December 13, 2013
By Molly Reger '14
Type the phrase 'bystander intervention program' into Google and the results are seemingly endless. Senior students, in partnership with faculty and administration, are working to raise awareness about a bystander intervention program on the CSB and SJU campuses.
Students enrolled in "Strategic Communication Campaigns" taught by Erin Szabo, CSB/SJU associate professor of communication, are raising brand awareness about the program to highlight issues of assault, violence and name-calling.
The brand aims to promote participation in a training program that has been developed by Lori Klapperich, CSB/SJU associate director of health promotions. This program encourages students to think critically and teaches strategies to intervene in challenging social situations.
"The training encourages talking about issues that go unarticulated and provides students with skills on how to intervene," Erin Noel, CSB/SJU senior said. "This campaign will underscore the meaning of what it means to be a Bennie and a Johnnie."
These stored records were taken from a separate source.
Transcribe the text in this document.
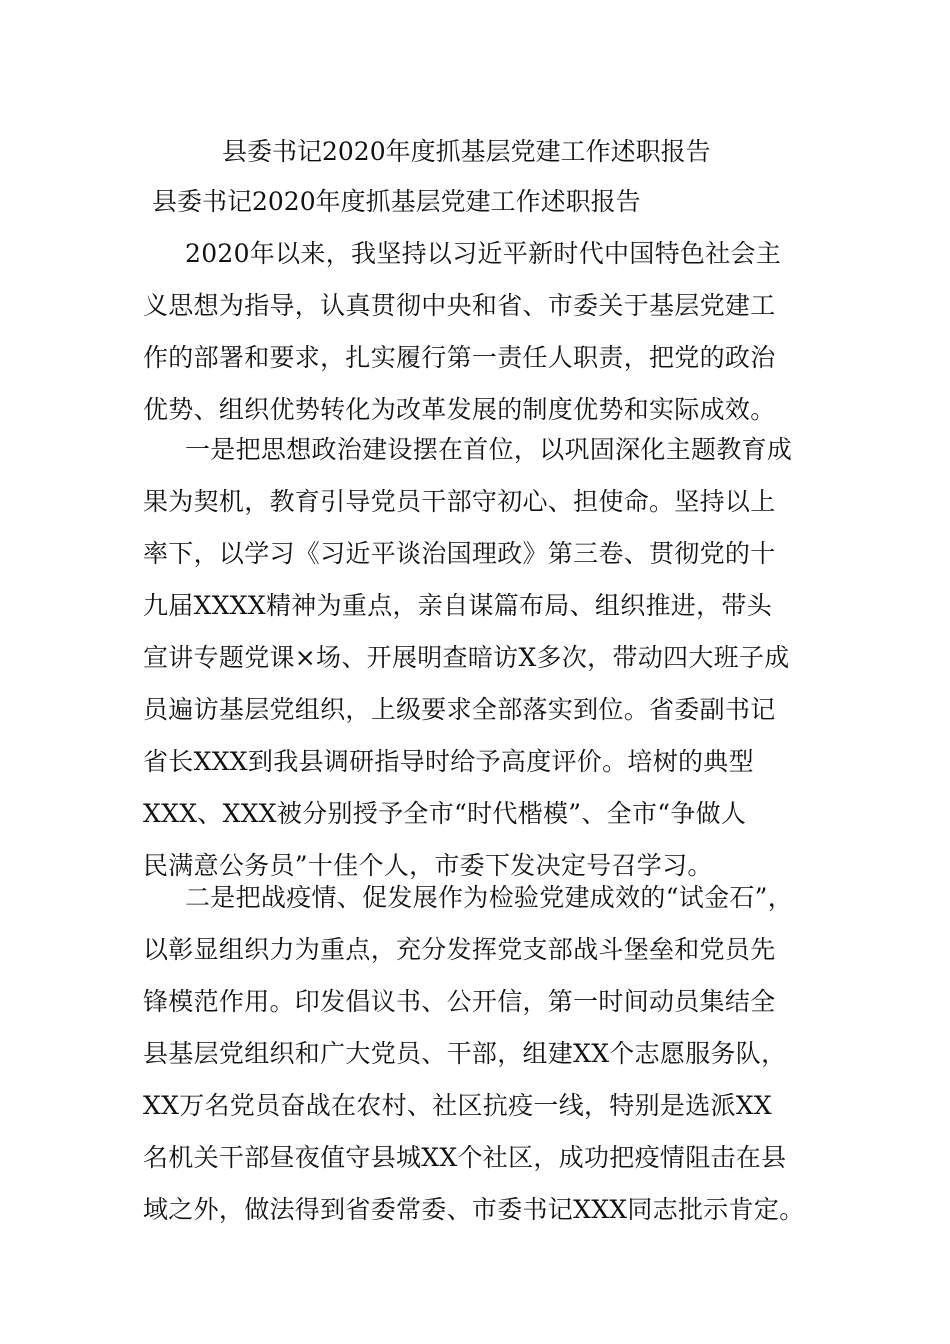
县委书记2020年度抓基层党建工作述职报告
县委书记2020年度抓基层党建工作述职报告
2020年以来，我坚持以习近平新时代中国特色社会主
义思想为指导，认真贯彻中央和省、市委关于基层党建工
作的部署和要求，扎实履行第一责任人职责，把党的政治
优势、组织优势转化为改革发展的制度优势和实际成效。
一是把思想政治建设摆在首位，以巩固深化主题教育成
果为契机，教育引导党员干部守初心、担使命。坚持以上
率下，以学习《习近平谈治国理政》第三卷、贯彻党的十
九届XXXX精神为重点，亲自谋篇布局、组织推进，带头
宣讲专题党课×场、开展明查暗访X多次，带动四大班子成
员遍访基层党组织，上级要求全部落实到位。省委副书记
省长XXX到我县调研指导时给予高度评价。培树的典型
XXX、XXX被分别授予全市“时代楷模”、全市“争做人
民满意公务员”十佳个人，市委下发决定号召学习。
二是把战疫情、促发展作为检验党建成效的“试金石”，
以彰显组织力为重点，充分发挥党支部战斗堡垒和党员先
锋模范作用。印发倡议书、公开信，第一时间动员集结全
县基层党组织和广大党员、干部，组建XX个志愿服务队，
XX万名党员奋战在农村、社区抗疫一线，特别是选派XX
名机关干部昼夜值守县城XX个社区，成功把疫情阻击在县
域之外，做法得到省委常委、市委书记XXX同志批示肯定。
This course has an experiential learning component. This requires students to work with an outside organization to build professional and interpersonal relationships with community partners.
The partnership between Szabo and Klapperich started over 10 years ago when a group of students from Szabo's class started a campus campaign called "Stop @ Buzzed."
Their partnership is one of mutual respect and understanding.
"Lori provides students with the tools they need to conduct campaigns, while pushing students to independently problem solve," Szabo said. "It's the ideal educational balance, in my opinion."
"There is a lot of give and take between Erin and me," Klapperich said. "We hope to work together to solidify the partnership between students' understanding of the theoretical side and the learning side of branding."
Throughout the semester students have been collecting, planning and researching information to create a brand that will resonate with students. By conducting student focus groups, Szabo's class has helped Klapperich to further develop the training program to cater to students' needs.
"With students' help the training has evolved. It is a learning piece that does not remain static," Klapperich said.
"Students are a wonderful asset to this type of campaign," Szabo said. "They are able to tap into the life experiences, emotional connections and general interests of their peers in a more meaningful way than can professors or administrators."
The hope for students, Szabo and Klapperich is that the brand will promote the training program and lay the groundwork for a campaign that will connect the two.
"This course is one of my favorite courses to teach, because it is immensely rewarding to see students become so vested in their own creation," Szabo said. "When you spend so much time gaining a deep understanding of an issue, you can't help but become passionate about it."